MPEG-2 Systems was approved in November 1994, at a time when some companies who could not wait had already made implementations before the formal release of the standard. That date, however, far from marking the “end” of the standard, signaled the beginning of a story that continues unabated today. Indeed, in the 26 years after its release, MPEG-2 Systems has been constantly evolving, while keeping complete backward compatibility with the original 1994 specification.
MPEG-2 Systems in action
So far MPEG has developed 34 MPEG-2 Systems amendments (i.e. additions of functionality to an existing standard), 3 additional amendments are close to completion and one is planned. After a few amendments are developed, ISO requests that they be integrated in a new edition of the standard. So far 7 MPEG-2 Systems editions have been produced covering the transport of non-MPEG-2 native media and non-media data. This is an incomplete list of the transport functionality added:
- Audio: MPEG-2 AAC, MPEG-4 AAC and MPEG-H 3D
- Video: MPEG-4 Visual, MPEG-4 AVC and its extensions (SVC and MVC), HEVC, HDR/WCG, JPEG2000, JPEG XS etc.
- Other data: streaming text, quality metadata, green metadata etc.
- Signaling: format descriptor, extensions of the transport stream format (e.g. Tables for splice parameters, DASH event signaling, virtual segment etc.), etc.
Producing an MPEG-2 Systems amendment is a serious job. There is a need for experts with the full visibility of a 26 years old standard (i.e. don’t break what works) and the collaboration of experts of the carrier (MPEG-2 Systems) and of the data carried (audio, video etc.).
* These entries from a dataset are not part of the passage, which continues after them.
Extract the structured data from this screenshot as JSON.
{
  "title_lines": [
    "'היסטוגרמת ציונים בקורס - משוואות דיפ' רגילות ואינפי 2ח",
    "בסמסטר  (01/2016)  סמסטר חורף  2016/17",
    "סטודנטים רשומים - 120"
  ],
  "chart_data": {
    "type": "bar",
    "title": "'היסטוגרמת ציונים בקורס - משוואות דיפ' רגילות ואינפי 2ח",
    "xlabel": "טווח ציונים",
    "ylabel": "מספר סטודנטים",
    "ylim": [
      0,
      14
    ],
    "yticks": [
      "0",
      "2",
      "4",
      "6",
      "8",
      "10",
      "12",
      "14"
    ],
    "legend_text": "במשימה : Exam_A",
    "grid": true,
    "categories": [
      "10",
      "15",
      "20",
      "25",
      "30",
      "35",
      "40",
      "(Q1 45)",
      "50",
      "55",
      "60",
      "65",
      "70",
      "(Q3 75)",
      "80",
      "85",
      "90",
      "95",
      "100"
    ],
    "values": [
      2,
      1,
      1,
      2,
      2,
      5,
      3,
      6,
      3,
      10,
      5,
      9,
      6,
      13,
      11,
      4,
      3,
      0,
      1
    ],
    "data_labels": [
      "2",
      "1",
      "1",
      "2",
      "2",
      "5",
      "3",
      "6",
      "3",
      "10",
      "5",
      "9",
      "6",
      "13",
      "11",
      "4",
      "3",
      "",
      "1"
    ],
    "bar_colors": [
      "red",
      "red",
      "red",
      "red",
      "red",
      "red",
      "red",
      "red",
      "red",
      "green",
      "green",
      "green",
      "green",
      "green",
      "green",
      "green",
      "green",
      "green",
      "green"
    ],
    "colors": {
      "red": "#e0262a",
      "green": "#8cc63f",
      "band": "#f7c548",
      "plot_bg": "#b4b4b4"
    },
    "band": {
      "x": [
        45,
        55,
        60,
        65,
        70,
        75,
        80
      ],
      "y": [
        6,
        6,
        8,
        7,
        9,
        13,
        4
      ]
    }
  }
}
MPEG can respond to the needs of the industry because it has the expertise of all components available in house.
MPEG-2 Systems Amendments
Table 8 reports the full list of MPEG-2 Systems amendments, The 1st column gives the edition, the 2nd column the sequential number of the amendment of that edition, the 3rd column the title of the amendment and the 4th the dates of the approval stages.
Table 8 – The MPEG-2 Systems Amendments
E | A | Title | Date |
1 | 1 | Format descriptor registration | 95/11 |
2 | Copyright descriptor registration | 95/11 | |
3 | Transport Stream Description | 97/04 | |
4 | Tables for splice parameters | 97/07 | |
5 | Table entries for AAC | 98/02 | |
6 | 4:2:2 @HL splice parameters | ||
7 | Transport of MPEG-4 content | 99/12 | |
2 | 1 | Transport of Metadata | 02/10 |
2 | IPMP support | 03/03 | |
3 | Transport of AVC | 03/07 | |
4 | Metadata Application Format CP | 04/10 | |
5 | New Audio P&L Signaling | 04/07 | |
3 | 1 | Transport of Streaming Text | 06/10 |
2 | Transport of Auxiliary Video Data | ||
3 | Transport of SVC | 08/07 | |
4 | Transport of MVC | 09/06 | |
5 | Transport of JPEG2000 | 11/01 | |
6 | MVC operation point descriptor | 11/01 | |
7 | Signaling of stereoscopic video | 12/02 | |
8 | Simplified carriage of MPEG-4 | 12/10 | |
4 | 1 | Simplified carriage of MPEG-4 | 12/07 |
2 | MVC view, MIME type etc. | 12/10 | |
3 | Transport of HEVC | 13/07 | |
4 | DASH event signaling | 13/07 | |
5 | Transport of MVC depth etc. | 14/03 | |
5 | 1 | Timeline for External Data | 14/10 |
2 | Transport of layered HEVC | 15/06 | |
3 | Transport of Green Metadata | 15/06 | |
4 | Transport of MPEG-4 Audio P&L | 15/10 | |
5 | Transport of Quality Metadata | 16/02 | |
6 | Transport of MPEG-H 3D Audio | 16/02 | |
7 | Virtual segment | 16/10 | |
8 | Signaling of HDR/WCG | 17/01 | |
9 | Ultra-Low-Latency & JPEG 2000 | 17/07 | |
10 | Media Orchestration & sample variants | ||
11 | Transport of HEVC tiles | ||
6 | 1 | Transport of JPEG XS | |
2 | Carriage of associated CMAF boxes |
Conclusions
MPEG-2 Systems is probably one of MPEG standards least “visible” to its users. Still it is one of the most important enablers of digital television distribution applications impacting the life of billions of people and tens of thousands of professionals. Its continuous support is vital for the well-being of the industry.